Abstract :
Salah satu upaya peningkatan keselamatan di Kabupaten Wonogiri yaitu dapat
dilakukan dengan manajemen lalu lintas pada simpang tiga tugu macan yang
merupakan salah satu lokasi rawan kecelakaan pada Kabupaten Wonogiri.
Pengaturan simpang tiga tugu macan saat ini sudah diatur menggunakan
pengaturan simpang prioritas namun masih memiliki konflik lalu lintas yang
tinggi. Berdasarkan hal tersebut maka peneliti melakukan penelitian mengenai
analisis konflik lalu lintas guna meningkatkan keselamatan pada simpang tiga
tugu macan Kabupaten Wonogiri. Peneltian ini bertujuan untuk memberikan
penanganan simpang yang dapat mengurangi konflik lalu lintas dan tetap
menjaga kelancaran lalu lintas. Penelitian ini melibatkan kendaraan dan pejalan
kaki.
Metode yang digunakan dalam mengetahui kinerja simpang menggunakan
perhitungan MKJI dan disimulasikan oleh software PTV Vissim 9.0, sedangkan
metode untuk mengetahui konflik lalu lintas yaitu dengan menggunakan software
SSAM. Kemudian mengetahui karakteristik pejalan kaki pada simpang. Langkah
selanjutnya adalah memberikan alternatif penanganan dari permasalahan konflik
lalu lintas dan pejalan kaki yaitu dengan penerapan Apill 3 fase, penerapan Apill
3 Fase Flashing Amber, dan penerpaan Apill 2 Fase.

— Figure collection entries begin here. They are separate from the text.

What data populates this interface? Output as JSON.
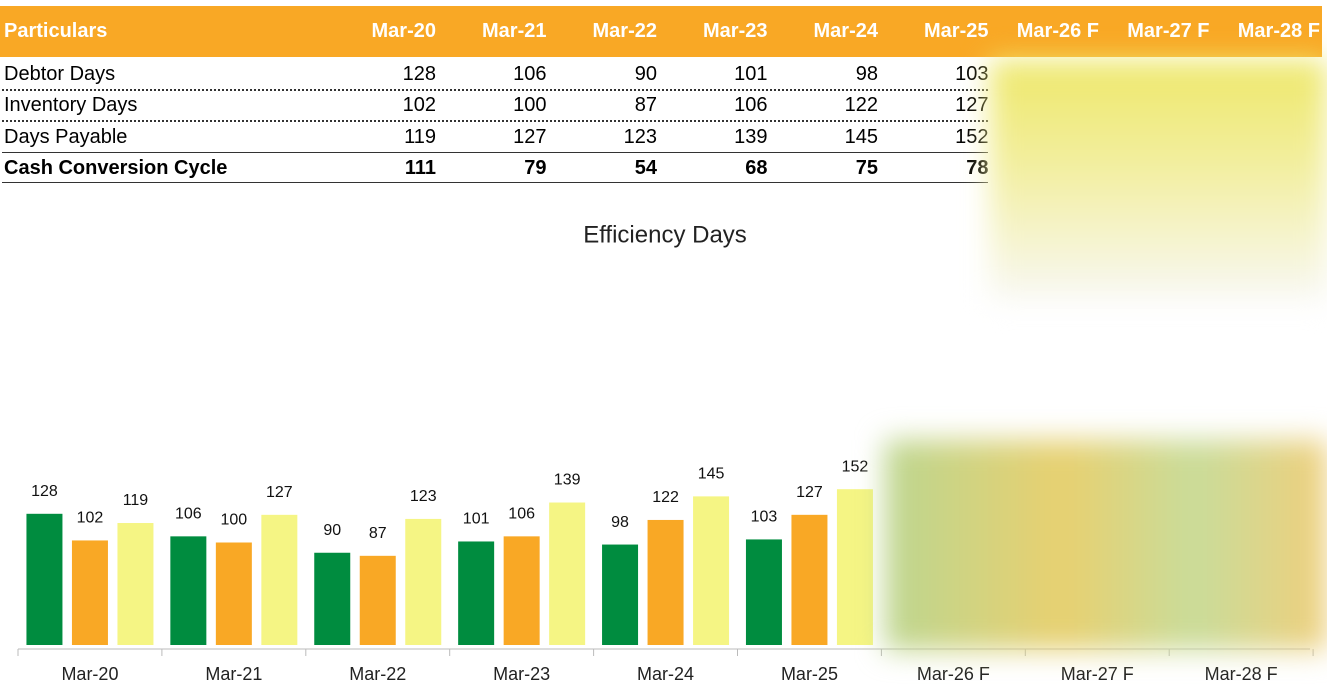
{
  "table": {
    "columns": [
      "Particulars",
      "Mar-20",
      "Mar-21",
      "Mar-22",
      "Mar-23",
      "Mar-24",
      "Mar-25",
      "Mar-26 F",
      "Mar-27 F",
      "Mar-28 F"
    ],
    "rows": [
      {
        "label": "Debtor Days",
        "values": [
          128,
          106,
          90,
          101,
          98,
          103,
          null,
          null,
          null
        ]
      },
      {
        "label": "Inventory Days",
        "values": [
          102,
          100,
          87,
          106,
          122,
          127,
          null,
          null,
          null
        ]
      },
      {
        "label": "Days Payable",
        "values": [
          119,
          127,
          123,
          139,
          145,
          152,
          null,
          null,
          null
        ]
      },
      {
        "label": "Cash Conversion Cycle",
        "values": [
          111,
          79,
          54,
          68,
          75,
          78,
          null,
          null,
          null
        ]
      }
    ]
  },
  "chart_data": {
    "type": "bar",
    "title": "Efficiency Days",
    "categories": [
      "Mar-20",
      "Mar-21",
      "Mar-22",
      "Mar-23",
      "Mar-24",
      "Mar-25",
      "Mar-26 F",
      "Mar-27 F",
      "Mar-28 F"
    ],
    "series": [
      {
        "color": "#008c3f",
        "values": [
          128,
          106,
          90,
          101,
          98,
          103,
          null,
          null,
          null
        ]
      },
      {
        "color": "#f9a825",
        "values": [
          102,
          100,
          87,
          106,
          122,
          127,
          null,
          null,
          null
        ]
      },
      {
        "color": "#f5f584",
        "values": [
          119,
          127,
          123,
          139,
          145,
          152,
          null,
          null,
          null
        ]
      }
    ],
    "ylim": [
      0,
      400
    ]
  }
}
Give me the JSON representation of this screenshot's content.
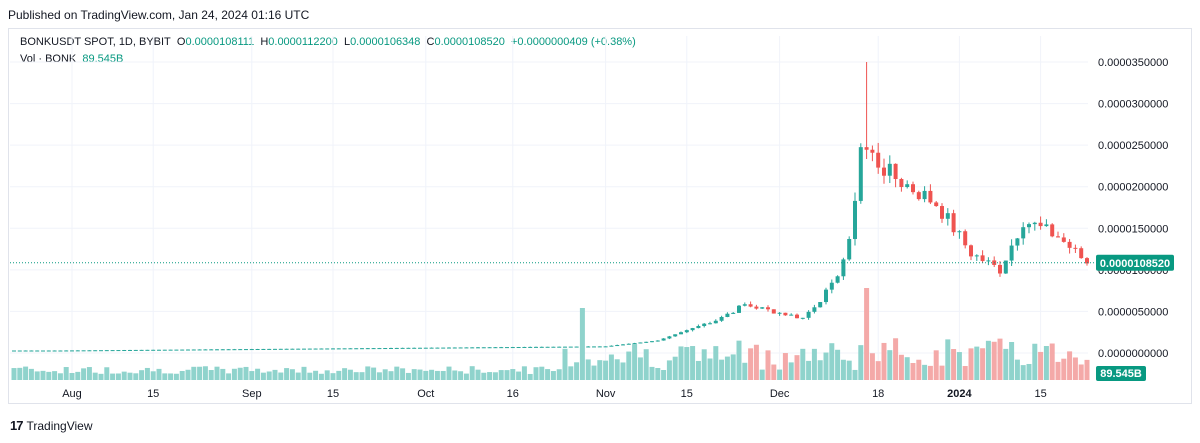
{
  "header": {
    "published": "Published on TradingView.com, Jan 24, 2024 01:16 UTC"
  },
  "legend": {
    "symbol": "BONKUSDT SPOT, 1D, BYBIT",
    "o_label": "O",
    "o": "0.0000108111",
    "h_label": "H",
    "h": "0.0000112200",
    "l_label": "L",
    "l": "0.0000106348",
    "c_label": "C",
    "c": "0.0000108520",
    "change": "+0.0000000409 (+0.38%)",
    "vol_label": "Vol · BONK",
    "vol": "89.545B"
  },
  "footer": {
    "brand": "TradingView"
  },
  "colors": {
    "up": "#26a69a",
    "down": "#ef5350",
    "vol_up": "#8fd3cc",
    "vol_down": "#f4a9a8",
    "price_tag": "#089981"
  },
  "chart_data": {
    "type": "candlestick",
    "symbol": "BONKUSDT",
    "y_ticks": [
      "0.0000000000",
      "0.0000050000",
      "0.0000100000",
      "0.0000150000",
      "0.0000200000",
      "0.0000250000",
      "0.0000300000",
      "0.0000350000"
    ],
    "ylim": [
      0,
      3.55e-05
    ],
    "x_ticks": [
      "Aug",
      "15",
      "Sep",
      "15",
      "Oct",
      "16",
      "Nov",
      "15",
      "Dec",
      "18",
      "2024",
      "15"
    ],
    "last_price": "0.0000108520",
    "last_volume": "89.545B",
    "price_keypoints": [
      {
        "date": "2023-07-30",
        "close": 3e-07
      },
      {
        "date": "2023-11-01",
        "close": 8e-07
      },
      {
        "date": "2023-11-10",
        "close": 1.5e-06
      },
      {
        "date": "2023-11-20",
        "close": 4e-06
      },
      {
        "date": "2023-11-25",
        "close": 5.8e-06
      },
      {
        "date": "2023-12-05",
        "close": 4.2e-06
      },
      {
        "date": "2023-12-10",
        "close": 8e-06
      },
      {
        "date": "2023-12-13",
        "close": 1.3e-05
      },
      {
        "date": "2023-12-15",
        "close": 2.5e-05
      },
      {
        "date": "2023-12-16",
        "high": 3.5e-05
      },
      {
        "date": "2023-12-20",
        "close": 2.15e-05
      },
      {
        "date": "2023-12-28",
        "close": 1.8e-05
      },
      {
        "date": "2024-01-03",
        "close": 1.2e-05
      },
      {
        "date": "2024-01-08",
        "close": 1e-05
      },
      {
        "date": "2024-01-12",
        "close": 1.6e-05
      },
      {
        "date": "2024-01-18",
        "close": 1.4e-05
      },
      {
        "date": "2024-01-23",
        "close": 1.0852e-05
      }
    ]
  }
}
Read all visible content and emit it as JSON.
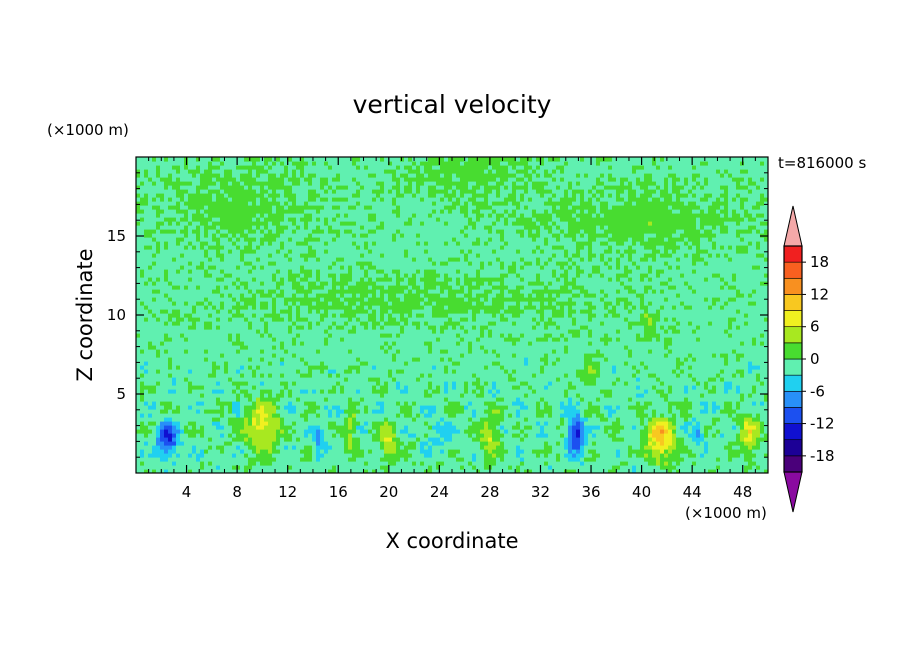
{
  "chart_data": {
    "type": "heatmap",
    "title": "vertical velocity",
    "xlabel": "X coordinate",
    "ylabel": "Z coordinate",
    "x_unit": "(×1000 m)",
    "y_unit": "(×1000 m)",
    "time_label": "t=816000 s",
    "xlim": [
      0,
      50
    ],
    "ylim": [
      0,
      20
    ],
    "xticks": [
      4,
      8,
      12,
      16,
      20,
      24,
      28,
      32,
      36,
      40,
      44,
      48
    ],
    "yticks": [
      5,
      10,
      15
    ],
    "colorbar": {
      "levels": [
        -21,
        -18,
        -15,
        -12,
        -9,
        -6,
        -3,
        0,
        3,
        6,
        9,
        12,
        15,
        18,
        21
      ],
      "colors": [
        "#4a007a",
        "#1c0096",
        "#1010d0",
        "#1c50f0",
        "#2890f8",
        "#20d0f0",
        "#60f0b0",
        "#48dc30",
        "#a8e820",
        "#f0f020",
        "#f8c820",
        "#f89020",
        "#f86020",
        "#f02020"
      ],
      "under_color": "#8a0aa0",
      "over_color": "#f4a8a8",
      "tick_labels": [
        "18",
        "12",
        "6",
        "0",
        "-6",
        "-12",
        "-18"
      ]
    },
    "features": [
      {
        "x": 2.5,
        "z": 2.2,
        "value": -12,
        "sx": 0.8,
        "sz": 1.0
      },
      {
        "x": 10.0,
        "z": 3.0,
        "value": 9,
        "sx": 1.3,
        "sz": 1.6
      },
      {
        "x": 14.5,
        "z": 2.0,
        "value": -6,
        "sx": 0.4,
        "sz": 0.8
      },
      {
        "x": 17.0,
        "z": 2.5,
        "value": 5,
        "sx": 0.5,
        "sz": 1.4
      },
      {
        "x": 20.0,
        "z": 2.0,
        "value": 8,
        "sx": 0.7,
        "sz": 1.2
      },
      {
        "x": 24.0,
        "z": 2.5,
        "value": -3,
        "sx": 1.0,
        "sz": 1.0
      },
      {
        "x": 28.0,
        "z": 2.3,
        "value": 7,
        "sx": 0.7,
        "sz": 1.3
      },
      {
        "x": 34.8,
        "z": 2.5,
        "value": -12,
        "sx": 0.6,
        "sz": 1.2
      },
      {
        "x": 36.0,
        "z": 6.5,
        "value": 4,
        "sx": 0.6,
        "sz": 1.0
      },
      {
        "x": 41.5,
        "z": 2.2,
        "value": 11,
        "sx": 1.2,
        "sz": 1.4
      },
      {
        "x": 44.5,
        "z": 2.5,
        "value": -6,
        "sx": 0.4,
        "sz": 0.7
      },
      {
        "x": 48.5,
        "z": 2.5,
        "value": 8,
        "sx": 0.8,
        "sz": 1.3
      },
      {
        "x": 40.5,
        "z": 9.5,
        "value": 4,
        "sx": 0.6,
        "sz": 0.8
      }
    ],
    "grid": false
  }
}
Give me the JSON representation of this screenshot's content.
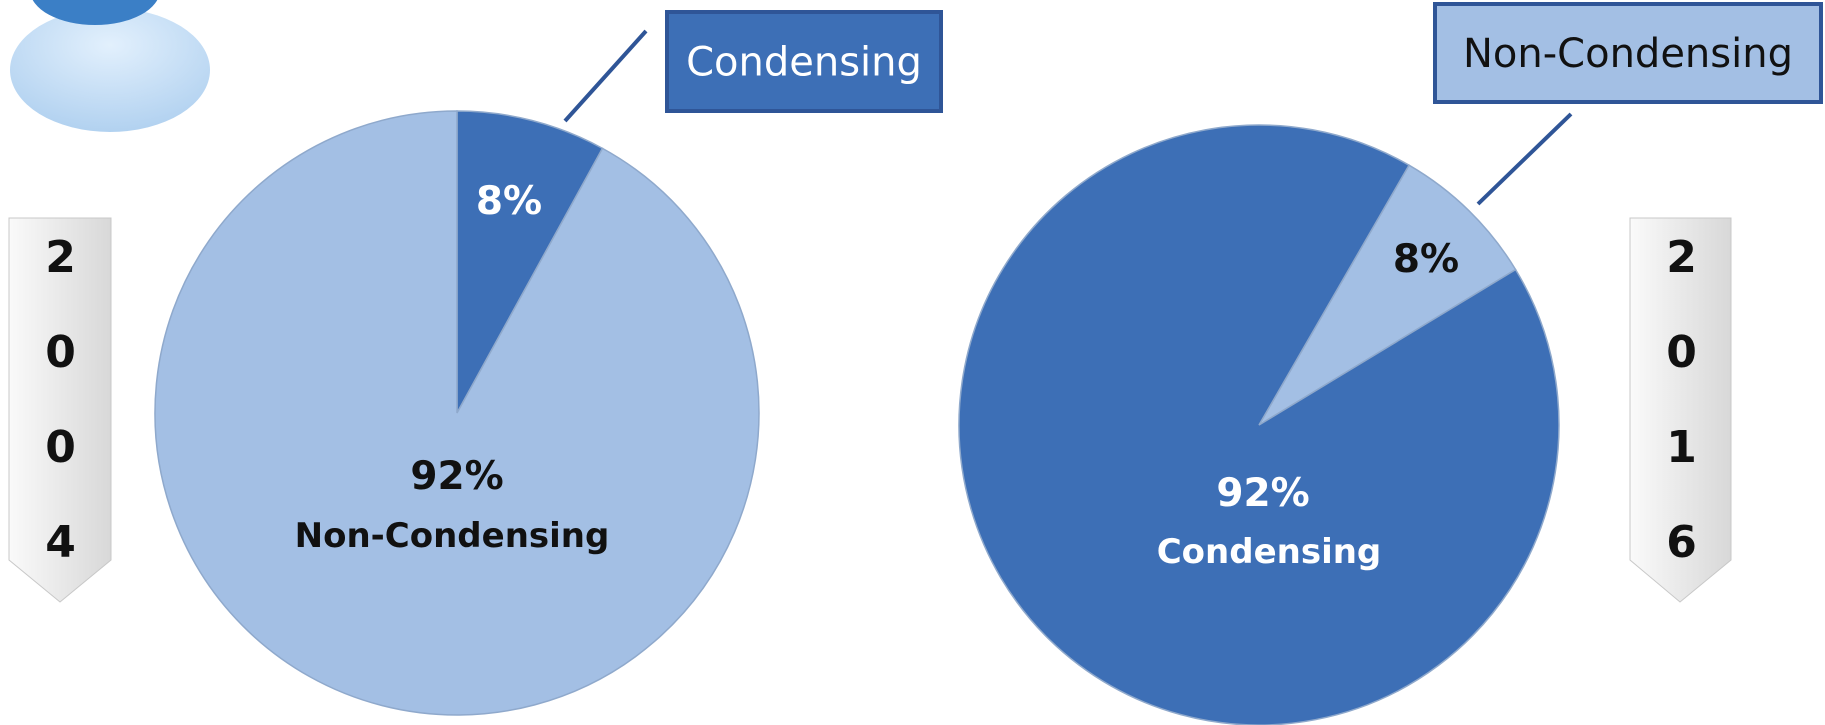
{
  "chart_data": [
    {
      "type": "pie",
      "year": "2004",
      "categories": [
        "Condensing",
        "Non-Condensing"
      ],
      "values": [
        8,
        92
      ],
      "value_labels": [
        "8%",
        "92%"
      ],
      "colors": [
        "#3d6fb6",
        "#a3bfe4"
      ]
    },
    {
      "type": "pie",
      "year": "2016",
      "categories": [
        "Non-Condensing",
        "Condensing"
      ],
      "values": [
        8,
        92
      ],
      "value_labels": [
        "8%",
        "92%"
      ],
      "colors": [
        "#a3bfe4",
        "#3d6fb6"
      ]
    }
  ]
}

Kemudian untuk fasilitas pejalan kaki menyusuri dengan merekomendasikan fasilitas berupa trotoar,
sedangkan untuk fasilitas pejalan kaki menyeberang dengan merekomendasikan pemasangan cycle time pada Apill bagi pejalan kaki yang hendak menyeberang.
Alternatif penanganan simpang yang dipilih adalah alternatif penanganan penerapan Apill 2 Fase dengan mempertimbangkan tingkat keselamatan dan kelancaran simpang.